Гюро переезжает - страница 17



Такое же чувство было у Эрле и Гюро: они тоже на каждом шагу сталкивались с непривычными вещами, до сих пор они всегда жили только вдвоём – и в доме, кроме них, никого больше не было.

На первых порах все вели себя как-то натянуто. Стоило Гюро чересчур расшуметься или раскапризничаться или если она не сразу шла спать, Эрле очень расстраивалась и от волнения гораздо строже ей выговаривала, чем бывало раньше.
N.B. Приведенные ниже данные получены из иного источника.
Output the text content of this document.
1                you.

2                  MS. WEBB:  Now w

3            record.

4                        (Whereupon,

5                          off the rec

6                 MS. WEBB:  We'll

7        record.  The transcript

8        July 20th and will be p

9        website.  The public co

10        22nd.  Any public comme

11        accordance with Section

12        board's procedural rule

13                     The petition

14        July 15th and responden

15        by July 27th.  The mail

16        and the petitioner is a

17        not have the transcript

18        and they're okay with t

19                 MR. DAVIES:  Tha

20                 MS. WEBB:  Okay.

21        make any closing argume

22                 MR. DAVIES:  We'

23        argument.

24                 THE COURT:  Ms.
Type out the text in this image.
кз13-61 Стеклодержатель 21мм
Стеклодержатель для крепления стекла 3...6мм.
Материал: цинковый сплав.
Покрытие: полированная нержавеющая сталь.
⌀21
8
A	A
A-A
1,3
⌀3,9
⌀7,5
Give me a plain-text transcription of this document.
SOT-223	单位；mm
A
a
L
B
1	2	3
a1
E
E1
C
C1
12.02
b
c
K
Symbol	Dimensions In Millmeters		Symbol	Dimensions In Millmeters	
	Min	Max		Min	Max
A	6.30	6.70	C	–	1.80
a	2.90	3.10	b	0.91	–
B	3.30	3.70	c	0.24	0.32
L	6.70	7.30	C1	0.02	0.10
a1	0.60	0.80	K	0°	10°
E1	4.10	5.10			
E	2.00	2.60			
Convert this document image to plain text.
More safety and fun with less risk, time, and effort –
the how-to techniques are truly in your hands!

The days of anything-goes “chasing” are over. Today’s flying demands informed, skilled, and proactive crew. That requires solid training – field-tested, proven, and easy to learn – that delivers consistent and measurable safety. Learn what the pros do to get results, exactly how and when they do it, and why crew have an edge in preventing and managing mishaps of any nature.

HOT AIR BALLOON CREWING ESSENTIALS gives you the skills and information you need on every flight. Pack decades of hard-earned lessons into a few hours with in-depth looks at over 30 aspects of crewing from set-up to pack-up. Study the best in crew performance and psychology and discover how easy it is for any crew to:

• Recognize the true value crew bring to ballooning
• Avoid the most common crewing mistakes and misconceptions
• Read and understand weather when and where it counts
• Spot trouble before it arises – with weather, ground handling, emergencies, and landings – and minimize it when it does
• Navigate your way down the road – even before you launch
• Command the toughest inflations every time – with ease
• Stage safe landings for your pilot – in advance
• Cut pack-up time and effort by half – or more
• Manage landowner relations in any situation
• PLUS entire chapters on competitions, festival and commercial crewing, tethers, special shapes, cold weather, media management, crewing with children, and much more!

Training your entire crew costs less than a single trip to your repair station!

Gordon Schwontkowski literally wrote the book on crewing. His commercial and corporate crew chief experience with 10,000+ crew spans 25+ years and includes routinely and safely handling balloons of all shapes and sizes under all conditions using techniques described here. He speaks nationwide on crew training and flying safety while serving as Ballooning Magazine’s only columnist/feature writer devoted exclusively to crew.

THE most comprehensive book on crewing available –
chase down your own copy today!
А когда Лилле-Бьёрн не слушался, то расстраивался уже Бьёрн и тоже прикрикивал на него строже обычного. Казалось, что все четверо всё время стараются соблюдать положенные правила вежливости, а при таком странном поведении старших, которые держались дома как чужие, Гюро и Лилле-Бьёрн, как нарочно, то и дело вытворяли разные глупости. Получалось так, как будто Эрле и Гюро – это одна компания, а Лилле-Бьёрн и Бьёрн – другая, причём отношения у Эрле и Гюро не совсем дружелюбные, да и Бьёрн с Лилле-Бьёрном тоже не очень-то доверяют друг другу.

В конце концов Лилле-Бьёрн додумался, как помочь этой беде. Однажды, когда они с Гюро играли во дворе, Эрле позвала их в дом ужинать. Лилле-Бьёрн шёпотом сказал Гюро:

– Давай не пойдём.

– А почему? Эрле же позвала ужинать.

– А мы не пойдём ужинать.

– Она рассердится.

– Верно. Она рассердится на тебя, а я хочу, чтобы она и на меня рассердилась. Так будет правильно. А папа пускай посердится на тебя. Понимаешь?

– Ага, – сказала Гюро.

Хотя и не очень, но немножко она всё-таки поняла, зачем надо вести себя непослушно. Они остались во дворе. Эрле во второй раз вышла на крыльцо и крикнула:

– Гюро, ты слышала, что я сказала?

– Слышала, – сказала Гюро. – Но Лилле-Бьёрн хочет, чтобы ты и с ним сердито поговорила, иначе будет неправильно.

Эрле сначала удивилась, а потом рассмеялась и сказала:

– Ладно! А ну-ка, Лилле-Бьёрн, сейчас же домой! Я трудилась, готовила ужин и не собираюсь без конца дожидаться, когда вы наконец надумаете.

– А теперь скажи Бьёрну, чтобы он со мной строго поговорил, – сказала Гюро.

Эрле скрылась в доме и довольно долго не выходила.

Наконец на крыльце появились оба – Эрле и Бьёрн.

Бьёрн сразу направился к Гюро и сказал:

– А ну-ка, Гюро, будешь ты вести себя как человек, или будем дальше препираться?

А Эрле подошла к Лилле-Бьёрну, взяла его за руку и повела со словами:

– Всё, хватит артачиться! Видишь, я строго с тобой говорю, но, учти, это с одним условием: если тебе покажется, что я что-то сделала не так, ты тоже мне сразу скажешь. Я хочу, чтобы мы все четверо откровенно высказывали друг другу то, что думаем.

– Ладно, – сказал Лилле-Бьёрн.

После этого они перестали ходить вокруг да около и перестали делиться на две разные компании. С этих пор все они стали общаться как люди, которые очень хорошо знают друг друга, а если между ними возникали разногласия, они без утайки выкладывали что думают и всё снова становилось на своё место.

Но Гюро нужно было не только получше познакомиться с Бьёрном и Лилле-Бьёрном, а надо было, кроме того, привыкнуть к новому дому и много к чему ещё. Ей надо было привыкнуть к своей комнате и к письменному столу, который смастерил для неё Бьёрн. Хотя Гюро и не умела ещё писать, зато любила рисовать, а ещё тут была скамейка с ящиком для игрушек. В ней хранился трактор, и лошадка, и кораблик от дедушки Андерсена, и папин фонарик. А куклы Вальдемар и Кристина жили не в ящике, а наверху. Они жили в кровати у Гюро, а днём сидели на одеяле. Иногда Гюро брала их с собой в подвал, когда ходила туда упражняться на скрипке.